Paperback is a deck-building game based around spelling words. The ostensible aesthetic is that you're a writer looking to make it big- the goal of the game is to collect fame points- but all you're really trying to do is collect the right cards to let you spell words like "ostensible" and "aesthetic".
The crazy thing is, being able to craft those words are in no way outside the realm of possibility. In fact, it's expected- one of the ways to finish the game is for people to spell a seven, then an eight, a nine, and finally a ten-letter word. It's the anti-Scrabble: knowing words like "qi" does very little for you here, as most of the powerful cards allow you to expand the number of cards you draw for your next hand, and the point value of cards is not based on their letters as much as the secondary power they grant if you use them when making your word for a round. And you get five (!) wild cards in your starting deck of ten, with more possible as you gather fame points.
The game functions as any deck-builder. You begin with a starting collection of cards; in this case, the letters L, M, N, T, and R, each worth one point, and five wild cards, each worth zero. There is also a common card which can be used by any player, one time in their word for the round. (This common card will change as the game progresses: when a player makes a seven-letter word, they claim the common card in use and make it a part of the deck, unveiling a new one. At that point, when a player makes an eight-letter word, that second common card becomes part of their deck, and so forth, until a ten-letter word runs out the common cards and ends the game.) An array of stronger cards is laid out before you, each with a given cost; whatever points you score in a round can be used to purchase new cards. Usually this will be new letters, but players may also purchase fame cards that act as an extra wild. These cards also score no points when used in a word, but are worth fame points at the end of the game, so players will need to purchase a decent number of these eventually in order to win.
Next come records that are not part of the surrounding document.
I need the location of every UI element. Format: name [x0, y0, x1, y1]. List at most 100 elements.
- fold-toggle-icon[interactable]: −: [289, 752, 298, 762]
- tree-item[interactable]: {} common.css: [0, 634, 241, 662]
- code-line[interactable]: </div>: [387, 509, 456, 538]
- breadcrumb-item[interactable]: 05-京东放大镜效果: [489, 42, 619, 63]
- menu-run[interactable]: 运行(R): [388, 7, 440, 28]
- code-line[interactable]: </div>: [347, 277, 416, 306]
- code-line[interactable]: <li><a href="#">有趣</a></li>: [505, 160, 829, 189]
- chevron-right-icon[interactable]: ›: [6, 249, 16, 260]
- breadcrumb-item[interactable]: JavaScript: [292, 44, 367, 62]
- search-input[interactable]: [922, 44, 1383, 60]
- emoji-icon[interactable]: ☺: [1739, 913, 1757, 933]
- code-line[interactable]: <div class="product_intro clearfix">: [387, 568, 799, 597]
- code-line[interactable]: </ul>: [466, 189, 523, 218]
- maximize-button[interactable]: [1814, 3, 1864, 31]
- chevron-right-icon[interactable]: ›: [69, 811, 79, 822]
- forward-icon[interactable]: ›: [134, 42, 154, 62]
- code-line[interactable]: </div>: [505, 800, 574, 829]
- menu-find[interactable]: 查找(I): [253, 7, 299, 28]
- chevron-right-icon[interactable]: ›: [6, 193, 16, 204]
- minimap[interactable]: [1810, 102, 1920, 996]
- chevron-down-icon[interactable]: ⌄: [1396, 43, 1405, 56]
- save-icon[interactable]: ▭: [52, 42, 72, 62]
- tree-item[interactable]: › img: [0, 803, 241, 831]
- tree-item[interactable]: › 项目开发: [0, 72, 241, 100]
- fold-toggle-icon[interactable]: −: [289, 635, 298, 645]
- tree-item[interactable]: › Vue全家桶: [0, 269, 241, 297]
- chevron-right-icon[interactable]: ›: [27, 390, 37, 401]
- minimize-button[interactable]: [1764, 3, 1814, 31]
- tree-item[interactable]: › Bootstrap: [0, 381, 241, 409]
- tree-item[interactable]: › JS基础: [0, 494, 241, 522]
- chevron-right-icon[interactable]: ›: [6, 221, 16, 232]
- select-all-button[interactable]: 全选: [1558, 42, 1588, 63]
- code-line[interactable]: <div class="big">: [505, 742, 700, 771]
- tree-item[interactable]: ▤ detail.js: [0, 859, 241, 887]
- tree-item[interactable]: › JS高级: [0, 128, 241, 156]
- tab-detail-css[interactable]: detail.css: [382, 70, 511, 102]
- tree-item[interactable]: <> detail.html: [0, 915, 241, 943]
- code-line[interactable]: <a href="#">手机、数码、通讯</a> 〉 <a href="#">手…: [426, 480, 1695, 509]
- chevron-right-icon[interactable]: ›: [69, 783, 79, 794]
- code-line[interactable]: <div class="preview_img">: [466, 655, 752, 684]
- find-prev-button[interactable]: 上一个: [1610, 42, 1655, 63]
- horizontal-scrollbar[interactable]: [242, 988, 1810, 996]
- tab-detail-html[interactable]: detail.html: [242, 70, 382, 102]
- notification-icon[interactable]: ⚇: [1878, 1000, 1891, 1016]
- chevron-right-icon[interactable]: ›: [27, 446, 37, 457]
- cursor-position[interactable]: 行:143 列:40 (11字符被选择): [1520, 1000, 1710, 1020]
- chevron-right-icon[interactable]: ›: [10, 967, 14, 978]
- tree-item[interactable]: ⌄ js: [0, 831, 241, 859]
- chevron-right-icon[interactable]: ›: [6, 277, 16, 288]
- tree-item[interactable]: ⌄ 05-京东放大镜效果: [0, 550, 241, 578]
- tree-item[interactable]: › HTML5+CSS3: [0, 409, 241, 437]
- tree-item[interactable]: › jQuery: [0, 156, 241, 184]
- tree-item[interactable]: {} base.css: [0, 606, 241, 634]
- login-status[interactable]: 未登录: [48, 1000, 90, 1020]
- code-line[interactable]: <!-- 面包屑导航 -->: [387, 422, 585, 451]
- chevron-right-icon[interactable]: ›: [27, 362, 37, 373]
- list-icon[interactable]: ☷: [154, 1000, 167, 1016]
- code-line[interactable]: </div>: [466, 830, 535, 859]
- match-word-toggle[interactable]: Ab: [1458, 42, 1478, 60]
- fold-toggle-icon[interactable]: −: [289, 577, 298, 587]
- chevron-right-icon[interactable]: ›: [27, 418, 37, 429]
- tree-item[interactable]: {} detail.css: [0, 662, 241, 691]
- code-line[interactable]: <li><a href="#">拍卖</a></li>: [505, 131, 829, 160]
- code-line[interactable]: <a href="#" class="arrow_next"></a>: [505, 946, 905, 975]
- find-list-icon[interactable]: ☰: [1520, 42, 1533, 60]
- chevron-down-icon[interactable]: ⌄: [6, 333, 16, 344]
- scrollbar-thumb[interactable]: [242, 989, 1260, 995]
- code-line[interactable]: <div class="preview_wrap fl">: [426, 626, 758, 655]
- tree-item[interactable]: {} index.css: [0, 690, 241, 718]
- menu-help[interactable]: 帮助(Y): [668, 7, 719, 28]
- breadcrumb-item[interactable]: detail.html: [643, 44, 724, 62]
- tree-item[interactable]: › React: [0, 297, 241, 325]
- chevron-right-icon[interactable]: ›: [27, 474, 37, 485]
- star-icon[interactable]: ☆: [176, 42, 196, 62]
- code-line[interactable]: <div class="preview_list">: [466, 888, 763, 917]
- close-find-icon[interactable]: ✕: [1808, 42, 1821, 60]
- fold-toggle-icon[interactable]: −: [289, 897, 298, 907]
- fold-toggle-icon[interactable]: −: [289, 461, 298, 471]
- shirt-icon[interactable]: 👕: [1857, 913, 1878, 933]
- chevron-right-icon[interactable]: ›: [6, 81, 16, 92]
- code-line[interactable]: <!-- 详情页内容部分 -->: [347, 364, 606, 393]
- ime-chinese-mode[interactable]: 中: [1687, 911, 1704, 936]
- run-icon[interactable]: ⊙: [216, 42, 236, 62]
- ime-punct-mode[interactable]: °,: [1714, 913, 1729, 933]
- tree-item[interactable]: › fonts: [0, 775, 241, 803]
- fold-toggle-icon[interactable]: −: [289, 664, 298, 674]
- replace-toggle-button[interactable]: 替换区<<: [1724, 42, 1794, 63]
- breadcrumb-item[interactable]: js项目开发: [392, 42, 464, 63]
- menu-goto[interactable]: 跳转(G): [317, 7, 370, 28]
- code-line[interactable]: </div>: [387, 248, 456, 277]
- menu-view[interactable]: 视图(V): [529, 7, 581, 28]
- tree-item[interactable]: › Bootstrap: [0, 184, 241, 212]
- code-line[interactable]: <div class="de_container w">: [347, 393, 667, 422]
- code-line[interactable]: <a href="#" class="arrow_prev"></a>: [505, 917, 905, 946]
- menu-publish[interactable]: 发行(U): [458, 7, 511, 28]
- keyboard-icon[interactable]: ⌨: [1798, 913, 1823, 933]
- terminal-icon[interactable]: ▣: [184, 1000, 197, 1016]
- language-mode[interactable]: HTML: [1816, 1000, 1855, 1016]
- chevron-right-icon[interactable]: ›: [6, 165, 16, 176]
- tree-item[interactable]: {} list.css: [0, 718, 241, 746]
Remarkably, while having a substantial vocabulary is beneficial, it does not come close to guaranteeing victory. Where it helps is in claiming the common cards, as described above, which are each worth five fame points at the end of the game. But a player who purchases high point-value cards and turns them around quickly to snatch as many of the less expensive fame cards as possible- in other words, a player who can maximize the effect of the deck-building aspect- can very easily pose a challenge to anyone short of a walking dictionary. This is very much a game built around words as opposed to a test of word knowledge with a scoring system attached.
If there's a downside to the game, it's that not all special powers are created equal. Deck-builder standards like the ability to discard weaker cards for better ones exist, but cards that offer the ability to draw more than the base five cards on your next hand become everyone's target. Even though those cards are balanced by scoring fewer points when played than others, the potential for a huge word on your next hand combined with the flexibility of holding anywhere from six to eight or nine cards is too good to pass up. It's not game-breaking, but sometimes your "choice" of what to buy isn't much of a choice at all.
As complaints go, however, it's a minor one. This is a must-have for word-game fans; even if your friends aren't quite as much into most word games, they'll probably find this one a good deal more competitive and playable.